The five confessed to beating the jogger. Each denied raping her but accused the others of having done so.

“They [the teenagers] can only recover if they can prove that the cops knew they were eliciting a false statement,” said a lawyer who has sued the city in police-related cases but is not part of the jogger case. “The fact that they gave false confessions is not enough.”

But a lawyer familiar with the case said: “How could the teenagers get all that detail into their confessions if the cops hadn’t fed it to them? There is no other source for the information other than the police. If the police fed them this information, that makes it deliberate. And they covered up their misconduct.”
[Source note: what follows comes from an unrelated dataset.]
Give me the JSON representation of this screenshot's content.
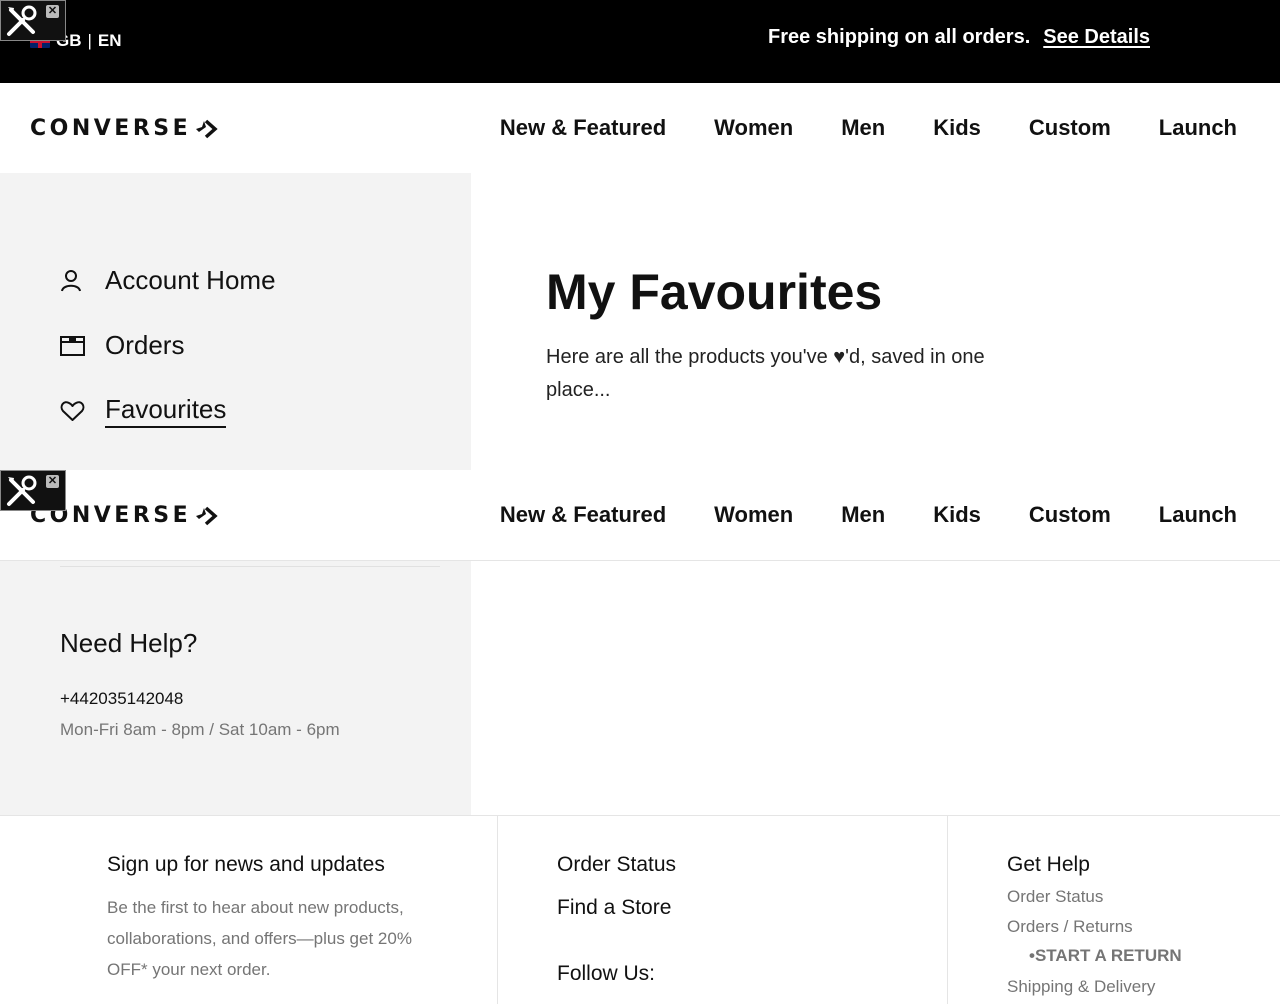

Complicating the talks is an insistence by some in the police department that a settlement assert that the police did nothing wrong.

“Our report found, as did the trial judge and the district attorney, that neither the police in detaining and questioning the suspects nor the prosecutors in questioning them were guilty of any misconduct, and that a clear and unequivocal statement to that effect must be part of any fair settlement,” said Michael Armstrong, who reinvestigated the case for the NYPD in 2002 after Matias Reyes, a convicted rapist and murderer serving a life sentence, confessed to the rape. DNA evidence confirmed Reyes’ claim.

The problem, said another lawyer who has sued the city, “is that there has been a book and a movie. Politicians have taken it up [the case as a cause], which means that there is pressure on the corporation counsel to settle.

“The city has a lot to bargain with,” he said. “Yet even if they are not sympathetic characters and have questionable backgrounds, these five teenagers did suffer, both for the years they spent in prison and in their public vilification.”